Yeah, this is hogwash. I've emailed Mediaweek and I've emailed TV Tonight and all the various places that usually compile ratings and none of them can actually nail down the 9Go ratings or find them, so I am pretty hesitant to believe a random anonymous account that doesn't name a source over the people whose job it is to know this stuff.
At best, you're confusing the 9Go numbers with the Fox Sports numbers, which have been between 33 (highest) and 26 (lowest) thousand views. And there is no question that it is going to do better on FTA than Fox Sports, even if people flick by by accident.
"At the HEIGHT of its Golden Age in the 1990's, When NBL players were household names, we had double the teams, FTA was the only game in town, and we had major investment and cross-promotion from Channel 10...
they STILL could not make it financially viable."

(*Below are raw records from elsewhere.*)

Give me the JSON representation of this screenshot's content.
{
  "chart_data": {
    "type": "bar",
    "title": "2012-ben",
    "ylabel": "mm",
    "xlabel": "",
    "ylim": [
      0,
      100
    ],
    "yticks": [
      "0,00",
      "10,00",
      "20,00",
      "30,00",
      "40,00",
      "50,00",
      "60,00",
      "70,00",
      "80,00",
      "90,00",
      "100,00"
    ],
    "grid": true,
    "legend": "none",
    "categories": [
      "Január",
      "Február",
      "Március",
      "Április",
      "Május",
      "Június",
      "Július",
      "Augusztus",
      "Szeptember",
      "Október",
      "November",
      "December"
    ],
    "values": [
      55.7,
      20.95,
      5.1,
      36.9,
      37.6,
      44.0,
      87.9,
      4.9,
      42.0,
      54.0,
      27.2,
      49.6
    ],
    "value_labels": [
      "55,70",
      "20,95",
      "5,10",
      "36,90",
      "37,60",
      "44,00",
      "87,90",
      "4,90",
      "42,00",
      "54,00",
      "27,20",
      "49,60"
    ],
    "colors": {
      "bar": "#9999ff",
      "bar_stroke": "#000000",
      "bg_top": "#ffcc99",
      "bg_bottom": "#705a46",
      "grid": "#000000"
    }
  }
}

Umm, it was financially viable. It was doing just fine. Sure, some teams couldn't survive but that's a fact even for the AFL. But it wasn't until TV interest died in the ass around 2000 that the whole thing dropped.
"Even if we by into the infantile notion that "the NBL is better than it's ever been, ever", and that somehow LK can turn a profit on the telecasts,
WTF would you gamble the future of the league on that model?"
AFL is relying mainly on telecasts. Would you say they're "gambling their future"? What a ridiculous thing to say.
"Especially when it clearly in direct opposition to what LK is trying to establish?
What exactly about the current structure of the league could possible induce you into thinking LK wants a pissant league supported by a few crumbs from Channel nine?""
A few crumbs from Channel Nine? You mean potentially tens of millions by the end of the three year deal, vs the LITERALLY NOTHING the league is making at the moment, relying almost entirely on crowds alone? What you forget is that for the past few years the NBL has been getting great crowds, and those great crowds have not led to this sustainability so it's bizarre to me that you think suddenly they will, just because ONE team - Perth - was able to do it, in a city that has a massive arena they can fill.
" Even if you could get a TV deal that supported the league, you'd risk losing the whole league when it periodically dried up."
Risks. They exist. They exist even if we only concentrated on bums on seats. Deal with it. Some big sporting team from another league could pop up in Perth and completely destroy the Wildcats. An asteroid could hit tomorrow.
"sn't that exactly what he is doing with the Brisbane Bullets? They're pretty much the GSW Giants of the NBL right now. They don't exist due to local fan demand or because they're a profitable entity, they exist because the league created them for bigger picture, league-wide reasons. "
Bingo. The sole, and only reason Brisbane exists is for sponsorship dollars and TV opportunities. That is it.